Isaac Hutton


Isaac Hutton is said to have been born in July 1766. He was the son of George and Anna Viele Hutton of New York City.

We seek information on his early life and training.

He was a silver and possibly a goldsmith in Albany beginning during the 1780s. In 1788, his personal property was valued under the third ward house of John Folsom - who is said to have employed Hutton as an apprentice and then was his partner.

Although probably living in someone else's household in 1790 and 1800, Isaac Hutton was a prominent silversmith over several decades in Albany with a substantial material legacy even today. During his career, he trained a number of apprentices. He was a founding member and treasurer of the Albany Mechanics Society. He was best known as the partner of "George Hutton" (his father and/or younger brother).

In 1791, he was a member of an Albany fire company.

In November 1797, he married Margaret Lynott. He was an elder and trustee of the Albany Presbyterian church. Both Isaac and Margaret were prominent church members. Beginning in 1799, their children were christened at the Dutch and Presbyterian churches in Albany.

In 1799, his house, lot, and shop in the third ward were valued moderately. The census in 1810, included four children, two older women, two slaves, and a free person under his household.

In 1808, he was a pall bearer and among those invited to the funeral of Henry J. Bleecker. In December of that year, his "new store nearly opposite the post office" was referenced in the Albany Register.

He was a founding director of the Mechanics & Farmers Bank in 1811. In 1813, he was chosen president of the bank Board and served until 1817.

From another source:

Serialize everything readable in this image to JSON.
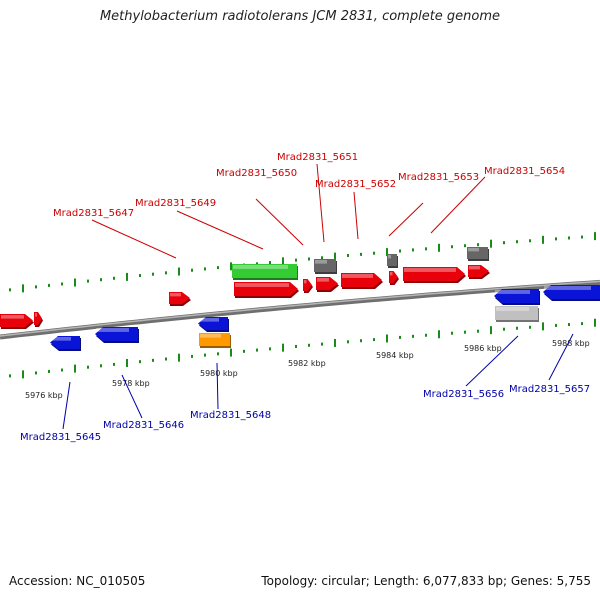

advertizement from December 1812In 1813 and afterwards, Isaac and George Hutton, merchants lived at 17 and 15 Columbia Street and their store was at several locations on streets near the river. In 1816, the directory had Isaac Hutton's "pocketbook and purse factory" at 20 State Street.

During the War of 1812, the Huttons advertized silver and other items for military use. These included things they made, accoutrements and fittings, and even gunpowder. Although initially a silversmith, by that time, Isaac Hutton's business had become more intensive and diversified. A number of traditional sources hold that younger brother George Hutton handled the business end of their enterprises.

In March 1816, he was among those advocating for the establishment of an "African Sunday School" in Albany.

Isaac Hutton died in September 1855 at the age of eighty-eight. His obituary noted that he died at Stuyvesant Landing and formerly was a silversmith of Albany.

biography in-progress


the people of colonial Albany Sources: The life of Isaac Hutton has not been assigned a CAP biography number. This sketch is derived chiefly from family and community-based resources.

Almost assuredly, a different "I. Hutton, minister of the gospel in Albany, proposed to print by subscription at 1s. each, a sermon entitled Weak Faith Strengthened. Those who subscribed for twelve were to have a thirteenth gratis. The work was issued in January, 1785." That notice appeared in an Albany newspaper when the subject of this sketch would have been about eighteen years old.